Invoquant des impayés, Mme [P] [H] a, par acte de commissaire de justice du 17 octobre 2024, fait signifier à Mme [G] [K] un commandement d’avoir à payer la somme de 2 864,03 euros, dont 2 716,50 euros au titre des loyers et charges de juin à octobre 2024.
Par acte de commissaire de justice du 31 janvier 2025, Mme [P] [H] a fait assigner Mme [G] [K] à l’audience du 09 avril 2025 du juge des contentieux de la protection du tribunal judiciaire de Meaux, aux fins, sous le bénéfice de l’exécution provisoire, de :
— constater l’acquisition de la clause résolutoire du bail ;
— ordonner sans délai l’expulsion de Mme [G] [K] et celle de tous occupants de son chef, au besoin avec l’assistance de la force publique et l’assistance d’un serrurier ;
— condamner Mme [G] [K] à lui payer une indemnité d’occupation conventionnelle au moins égale au montant du loyer et des charges jusqu’à son départ effectif des lieux, soit la somme de 925,91 euros ;
— condamner Mme [G] [K] à lui payer la somme de 2 701,10 euros au titre des loyers et charges impayés, quittancement du mois de janvier 2025 inclus, condamnation qui sera réactualisée sur la base du loyer et charges échus au jour de l’audience à intervenir ; dette locative arrêtée au 07 mai 2024, échéance d’avril 2024 incluse ;
— juger que les intérêts dus sur le montant des loyers et accessoires seront calculés conformément aux dispositions du contrat de bail et pour le surplus des sommes réclamées, courront au taux légal à compter du commandement de payer en date du 17 octobre 2024 ;
— condamner Mme [G] [K] à lui payer la somme de 500 euros au titre de l’article 700 du Code de procédure civile, outre les entiers dépens, en ce compris le coût du commandement.
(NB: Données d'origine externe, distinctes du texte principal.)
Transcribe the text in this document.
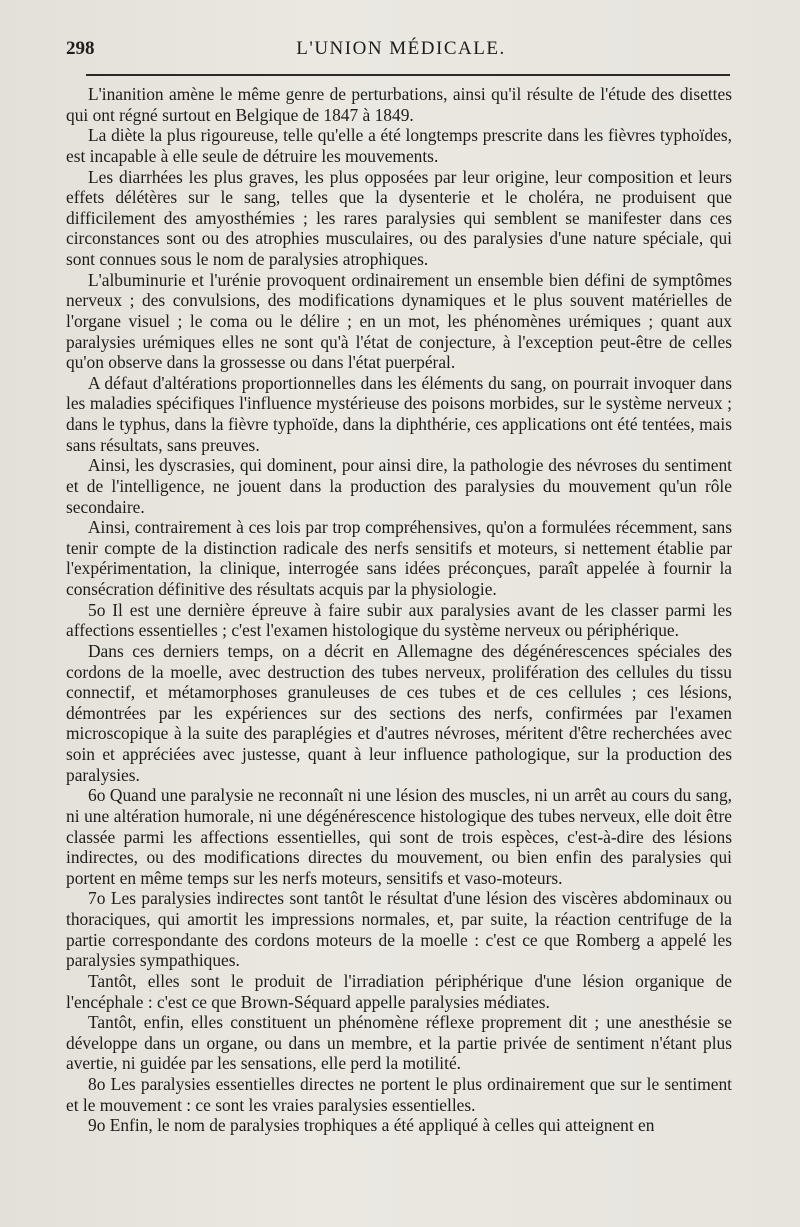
298	L'UNION MÉDICALE.

L'inanition amène le même genre de perturbations, ainsi qu'il résulte de l'étude des disettes qui ont régné surtout en Belgique de 1847 à 1849.

La diète la plus rigoureuse, telle qu'elle a été longtemps prescrite dans les fièvres typhoïdes, est incapable à elle seule de détruire les mouvements.

Les diarrhées les plus graves, les plus opposées par leur origine, leur composition et leurs effets délétères sur le sang, telles que la dysenterie et le choléra, ne produisent que difficilement des amyosthémies ; les rares paralysies qui semblent se manifester dans ces circonstances sont ou des atrophies musculaires, ou des paralysies d'une nature spéciale, qui sont connues sous le nom de paralysies atrophiques.

L'albuminurie et l'urénie provoquent ordinairement un ensemble bien défini de symptômes nerveux ; des convulsions, des modifications dynamiques et le plus souvent matérielles de l'organe visuel ; le coma ou le délire ; en un mot, les phénomènes urémiques ; quant aux paralysies urémiques elles ne sont qu'à l'état de conjecture, à l'exception peut-être de celles qu'on observe dans la grossesse ou dans l'état puerpéral.

A défaut d'altérations proportionnelles dans les éléments du sang, on pourrait invoquer dans les maladies spécifiques l'influence mystérieuse des poisons morbides, sur le système nerveux ; dans le typhus, dans la fièvre typhoïde, dans la diphthérie, ces applications ont été tentées, mais sans résultats, sans preuves.

Ainsi, les dyscrasies, qui dominent, pour ainsi dire, la pathologie des névroses du sentiment et de l'intelligence, ne jouent dans la production des paralysies du mouvement qu'un rôle secondaire.

Ainsi, contrairement à ces lois par trop compréhensives, qu'on a formulées récemment, sans tenir compte de la distinction radicale des nerfs sensitifs et moteurs, si nettement établie par l'expérimentation, la clinique, interrogée sans idées préconçues, paraît appelée à fournir la consécration définitive des résultats acquis par la physiologie.

5o Il est une dernière épreuve à faire subir aux paralysies avant de les classer parmi les affections essentielles ; c'est l'examen histologique du système nerveux ou périphérique.

Dans ces derniers temps, on a décrit en Allemagne des dégénérescences spéciales des cordons de la moelle, avec destruction des tubes nerveux, prolifération des cellules du tissu connectif, et métamorphoses granuleuses de ces tubes et de ces cellules ; ces lésions, démontrées par les expériences sur des sections des nerfs, confirmées par l'examen microscopique à la suite des paraplégies et d'autres névroses, méritent d'être recherchées avec soin et appréciées avec justesse, quant à leur influence pathologique, sur la production des paralysies.

6o Quand une paralysie ne reconnaît ni une lésion des muscles, ni un arrêt au cours du sang, ni une altération humorale, ni une dégénérescence histologique des tubes nerveux, elle doit être classée parmi les affections essentielles, qui sont de trois espèces, c'est-à-dire des lésions indirectes, ou des modifications directes du mouvement, ou bien enfin des paralysies qui portent en même temps sur les nerfs moteurs, sensitifs et vaso-moteurs.

7o Les paralysies indirectes sont tantôt le résultat d'une lésion des viscères abdominaux ou thoraciques, qui amortit les impressions normales, et, par suite, la réaction centrifuge de la partie correspondante des cordons moteurs de la moelle : c'est ce que Romberg a appelé les paralysies sympathiques.

Tantôt, elles sont le produit de l'irradiation périphérique d'une lésion organique de l'encéphale : c'est ce que Brown-Séquard appelle paralysies médiates.

Tantôt, enfin, elles constituent un phénomène réflexe proprement dit ; une anesthésie se développe dans un organe, ou dans un membre, et la partie privée de sentiment n'étant plus avertie, ni guidée par les sensations, elle perd la motilité.

8o Les paralysies essentielles directes ne portent le plus ordinairement que sur le sentiment et le mouvement : ce sont les vraies paralysies essentielles.

9o Enfin, le nom de paralysies trophiques a été appliqué à celles qui atteignent en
À l’audience du 09 avril 2025, Mme [P] [H], représentée par son conseil, sollicite le bénéfice de l’acte introductif d’instance sauf à préciser qu’elle ne forme plus aucune demande en paiement, compte tenu du règlement intégral de la dette locative.
Mme [G] [K], comparant en personne, sollicite le maintien dans les lieux par la suspension de la clause résolutoire, après avoir décrit ses revenus et charges. Elle précise que le dernier versement effectué en faveur du bailleur remonte au 08 avril 2025.
À l’issue des débats, l’affaire a été mise en délibéré au 11 juin 2025, prorogée au 16 juillet 2025.
MOTIFS DE LA DECISION
1. Sur la recevabilité de la demande en résiliation
En application du I de l’article 24 de la loi n°89-462 du 06 juillet 1989, lorsque le locataire est en situation d’impayé de loyer ou de charges locatives sans interruption depuis une durée de deux mois ou lorsque la dette de loyer ou de charges locatives du locataire est équivalente à deux fois le montant du loyer mensuel hors charges locatives, les commandements de payer, délivrés pour le compte d’un bailleur personne physique ou société civile constituée exclusivement entre parents et alliés jusqu’au quatrième degré inclus, sont signalés par le commissaire de justice à la commission de coordination des actions de prévention des expulsions locatives (CCAPEX) par voie électronique.
En l’espèce, alors que la dette locative était supérieure à deux fois le montant du loyer mensuel, Mme [P] [H] justifie avoir saisi la CCAPEX le 21 octobre 2024.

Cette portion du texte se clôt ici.